Michel Hazanavicius’s The Artist, added to the Cannes competition at the last minute, is both a surefire crowdpleaser and a magnificent piece of film-making. Whatever else, this is also surely the most enjoyable contender for the Palme d’Or this year.
It’s a silent movie set in the Hollywood of the late 1920s. The story of a Douglas Fairbanks-like movie star (Jean Dujardin) fallen on hard times, it evokes memories of everything from A Star Is Born to Citizen Kane, from Scott Fitzgerald’s Pat Hobby Stories to Kenneth Anger’s Hollywood Babylon and even Charlie Chaplin’s Limelight. French director Hazanavicius (best known for spy spoof OSS 117) isn’t the first film-maker in recent years to make a silent movie but he is doing it on a far grander scale than any of his predecessors.

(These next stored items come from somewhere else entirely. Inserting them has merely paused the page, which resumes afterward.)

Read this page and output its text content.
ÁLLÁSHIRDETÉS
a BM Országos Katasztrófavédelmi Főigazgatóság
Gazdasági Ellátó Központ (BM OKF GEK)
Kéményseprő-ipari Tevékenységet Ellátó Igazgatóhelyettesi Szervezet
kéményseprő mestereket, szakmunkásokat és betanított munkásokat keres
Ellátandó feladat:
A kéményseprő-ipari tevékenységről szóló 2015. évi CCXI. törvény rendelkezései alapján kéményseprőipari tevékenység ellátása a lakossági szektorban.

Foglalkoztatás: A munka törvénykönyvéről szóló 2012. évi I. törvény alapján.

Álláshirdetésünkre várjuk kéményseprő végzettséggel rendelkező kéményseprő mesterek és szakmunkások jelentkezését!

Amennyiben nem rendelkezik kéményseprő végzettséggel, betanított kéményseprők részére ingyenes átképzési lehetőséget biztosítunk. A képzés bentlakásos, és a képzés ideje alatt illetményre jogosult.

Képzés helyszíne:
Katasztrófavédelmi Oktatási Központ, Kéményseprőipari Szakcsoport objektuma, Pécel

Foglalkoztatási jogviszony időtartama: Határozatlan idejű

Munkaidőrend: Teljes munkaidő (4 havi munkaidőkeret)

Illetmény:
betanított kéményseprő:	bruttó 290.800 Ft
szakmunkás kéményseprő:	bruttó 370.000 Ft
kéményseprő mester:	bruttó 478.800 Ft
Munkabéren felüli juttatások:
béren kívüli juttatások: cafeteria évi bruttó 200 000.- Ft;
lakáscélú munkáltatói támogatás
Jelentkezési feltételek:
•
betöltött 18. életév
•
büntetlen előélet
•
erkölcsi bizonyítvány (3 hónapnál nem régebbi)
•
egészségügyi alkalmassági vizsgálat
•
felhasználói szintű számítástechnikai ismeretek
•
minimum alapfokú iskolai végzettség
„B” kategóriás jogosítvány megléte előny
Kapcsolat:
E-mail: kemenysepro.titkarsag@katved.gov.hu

As the film begins, George Valentin (Dujardin) is at the top of his game. Fans swoon over his every public appearance. He is a dashing and charming figure with a sense of mischief. He is accompanied everywhere by his pet mutt (a Jack Russell which looks a very likely winner of the annual Palm Dog award for best canine performance in Cannes). By chance, he meets an up-and-coming starlet called Peppy Miller (Bérénice Bejo).